Single by Natalie Gauci

from the album The Winner's Journey
- Released: 26 November 2007 (Digital) 28 November 2007 (CD)
- Recorded: Kings Cross Studio, Sydney, 2007
- Genre: Pop
- Length: 3:50
- Label: Sony BMG
- Songwriter(s): Lindy Robbins Tom Leonard

Natalie Gauci singles chronology
|  | "Here I Am" (2007) | "Without You" (2010) |

= Here I Am (Natalie Gauci song) =

"Here I Am" is the debut single by 2007 Australian Idol winner Natalie Gauci, written by Lindy Robbins and Tom Leonard. The single was performed by the final two contestants – Gauci and Matt Corby – during the penultimate episode of Australian Idol 2007.

After Gauci won the competition on 25 November 2007, the song was available online through BigPond Music, a major sponsor of Australian Idol. The single was released as a CD single on 28 November 2007.

==Background==
Natalie Gauci was at first confused when she heard the demo, as it only contained male vocals. She realised that the writers of the song also wrote songs for the Backstreet Boys, and decided to make an overhaul of the song to record her own version. "Now the song sounds like I wrote it, I reckon," she says. "I feel very proud."
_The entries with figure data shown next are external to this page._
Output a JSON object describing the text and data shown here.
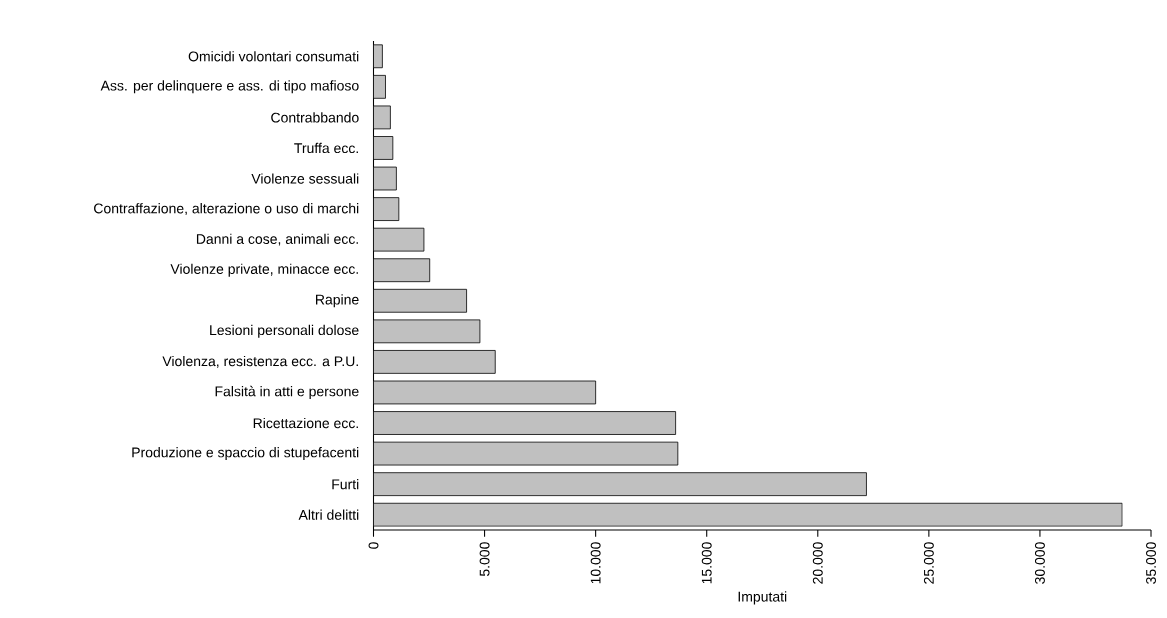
{
  "chart_data": {
    "type": "bar",
    "orientation": "horizontal",
    "xlabel": "Imputati",
    "categories": [
      "Omicidi volontari consumati",
      "Ass. per delinquere e ass. di tipo mafioso",
      "Contrabbando",
      "Truffa ecc.",
      "Violenze sessuali",
      "Contraffazione, alterazione o uso di marchi",
      "Danni a cose, animali ecc.",
      "Violenze private, minacce ecc.",
      "Rapine",
      "Lesioni personali dolose",
      "Violenza, resistenza ecc. a P.U.",
      "Falsità in atti  e persone",
      "Ricettazione ecc.",
      "Produzione e spaccio di stupefacenti",
      "Furti",
      "Altri delitti"
    ],
    "values": [
      400,
      540,
      760,
      870,
      1030,
      1140,
      2270,
      2530,
      4190,
      4790,
      5480,
      10000,
      13600,
      13700,
      22190,
      33700
    ],
    "color": "#c0c0c0",
    "xlim": [
      0,
      35000
    ],
    "xticks": [
      0,
      {
        "value": 5000,
        "label": "5.000"
      },
      {
        "value": 10000,
        "label": "10.000"
      },
      {
        "value": 15000,
        "label": "15.000"
      },
      {
        "value": 20000,
        "label": "20.000"
      },
      {
        "value": 25000,
        "label": "25.000"
      },
      {
        "value": 30000,
        "label": "30.000"
      },
      {
        "value": 35000,
        "label": "35.000"
      }
    ],
    "grid": false
  }
}
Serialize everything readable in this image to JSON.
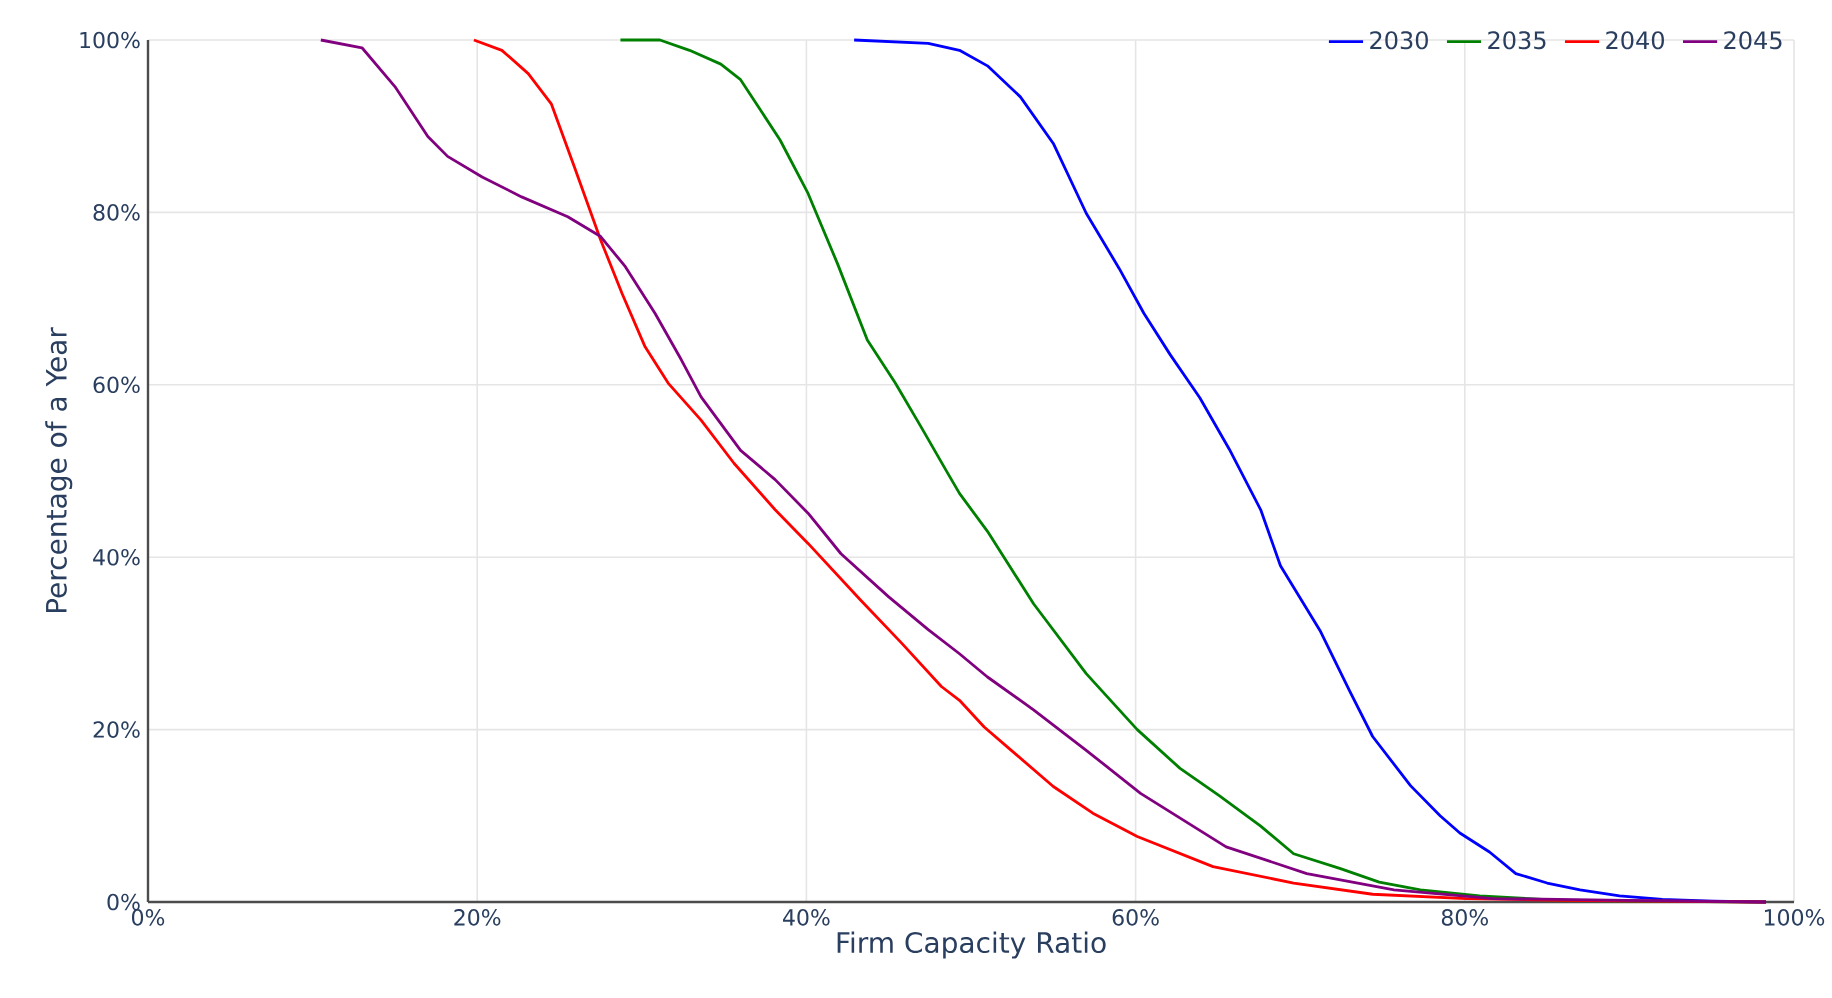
{
  "chart_data": {
    "type": "line",
    "xlabel": "Firm Capacity Ratio",
    "ylabel": "Percentage of a Year",
    "xlim": [
      0,
      100
    ],
    "ylim": [
      0,
      100
    ],
    "xticks": [
      {
        "value": 0,
        "label": "0%"
      },
      {
        "value": 20,
        "label": "20%"
      },
      {
        "value": 40,
        "label": "40%"
      },
      {
        "value": 60,
        "label": "60%"
      },
      {
        "value": 80,
        "label": "80%"
      },
      {
        "value": 100,
        "label": "100%"
      }
    ],
    "yticks": [
      {
        "value": 0,
        "label": "0%"
      },
      {
        "value": 20,
        "label": "20%"
      },
      {
        "value": 40,
        "label": "40%"
      },
      {
        "value": 60,
        "label": "60%"
      },
      {
        "value": 80,
        "label": "80%"
      },
      {
        "value": 100,
        "label": "100%"
      }
    ],
    "grid": true,
    "legend": "top right",
    "line_style": "solid",
    "marker": "none",
    "series": [
      {
        "name": "2030",
        "color": "#0000ff",
        "x": [
          42.9,
          47.4,
          49.3,
          51.0,
          53.0,
          55.0,
          57.0,
          59.0,
          60.5,
          62.1,
          63.9,
          65.7,
          67.6,
          68.8,
          71.2,
          73.0,
          74.4,
          76.7,
          78.5,
          79.7,
          81.5,
          83.1,
          85.0,
          87.0,
          89.4,
          92.0,
          95.0,
          98.3
        ],
        "values": [
          100,
          99.6,
          98.8,
          97,
          93.4,
          88,
          79.9,
          73.5,
          68.3,
          63.5,
          58.5,
          52.5,
          45.5,
          39,
          31.5,
          24.5,
          19.2,
          13.5,
          10,
          8,
          5.8,
          3.3,
          2.2,
          1.4,
          0.7,
          0.3,
          0.1,
          0
        ]
      },
      {
        "name": "2035",
        "color": "#008000",
        "x": [
          28.7,
          31.1,
          32.9,
          34.8,
          36.0,
          37.2,
          38.4,
          40.1,
          41.9,
          43.7,
          45.4,
          47.0,
          48.6,
          49.3,
          51.0,
          53.8,
          57.0,
          60.1,
          62.7,
          65.1,
          67.6,
          69.6,
          72.4,
          74.8,
          77.3,
          80.9,
          85.8,
          90.6,
          98.3
        ],
        "values": [
          100,
          100,
          98.8,
          97.2,
          95.4,
          91.9,
          88.4,
          82.2,
          74,
          65.2,
          60.2,
          55,
          49.7,
          47.4,
          43,
          34.6,
          26.5,
          20,
          15.5,
          12.3,
          8.8,
          5.6,
          3.9,
          2.3,
          1.4,
          0.7,
          0.2,
          0.1,
          0
        ]
      },
      {
        "name": "2040",
        "color": "#ff0000",
        "x": [
          19.8,
          21.5,
          23.1,
          24.5,
          25.9,
          27.5,
          28.8,
          30.2,
          31.6,
          33.6,
          35.6,
          38.1,
          40.1,
          43.3,
          45.8,
          48.2,
          49.3,
          50.8,
          52.2,
          55.0,
          57.4,
          60.1,
          64.7,
          69.6,
          74.4,
          80.1,
          85.8,
          98.3
        ],
        "values": [
          100,
          98.8,
          96.1,
          92.6,
          85.3,
          76.8,
          70.6,
          64.4,
          60.2,
          55.9,
          50.9,
          45.5,
          41.6,
          35,
          30,
          25,
          23.4,
          20.3,
          18,
          13.4,
          10.3,
          7.6,
          4.1,
          2.2,
          0.9,
          0.4,
          0.2,
          0
        ]
      },
      {
        "name": "2045",
        "color": "#800080",
        "x": [
          10.5,
          13.0,
          15.0,
          17.0,
          18.2,
          20.3,
          22.7,
          25.5,
          27.5,
          29.0,
          30.8,
          32.4,
          33.6,
          36.0,
          38.1,
          40.1,
          42.1,
          45.0,
          47.4,
          49.3,
          51.0,
          53.8,
          57.0,
          60.3,
          65.5,
          70.4,
          75.7,
          81.7,
          89.8,
          98.3
        ],
        "values": [
          100,
          99.1,
          94.6,
          88.8,
          86.5,
          84.1,
          81.8,
          79.5,
          77.2,
          73.7,
          68.3,
          62.9,
          58.6,
          52.4,
          49,
          45.1,
          40.4,
          35.4,
          31.6,
          28.8,
          26.1,
          22.3,
          17.6,
          12.6,
          6.4,
          3.3,
          1.4,
          0.4,
          0.2,
          0
        ]
      }
    ]
  }
}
Before the Australian Idol grand final, it was reported that both Gauci and Idol runner up Matt Corby had originally panned the winner's single and were unimpressed after hearing the demo of the song.

Matt Corby was most uncomfortable with the song, who says that the pop song is "cheesy". "This competition has made me look like I'm into pop, but I'm not," he says. He stated that the song was not the direction he was going to take, and wants to take a creative control for his music, as blues and roots was his most passionate music style. "It's so far away from what I would release or write, but I have to cop it on the chin – it's part of the competition," he states.

Top 3 finalist Carl Riseley had also performed a version of "Here I Am" with a swing style. He commented that his version sounded "bloody horrible".

==Commercial performance==

"Here I Am" was the first Australian Idol winner's single to not debut in the No. 1 position on the Australian Singles Chart. "Here I Am" sold 7,463 copies in its first week, lower than all previous Australian Idol winners' singles. The single was certified Gold for shipments of 35,000 in its second week on the chart.

==Track listing==
  - CD single
1. "Here I Am" (Lindy Robbins, Tom Leonard) – 3:50
2. "All in My Mind" (Natalie Gauci, James Kempster) – 3:46

==Charts and certifications==

===Charts===

| Chart (2007) | Peak position |
|---|---|
| Australia (ARIA) | 2 |

=== Certifications ===

| Region | Certification | Certified units/sales |
| Australia (ARIA) | Gold | 35,000^{^} |
^{^} Shipments figures based on certification alone.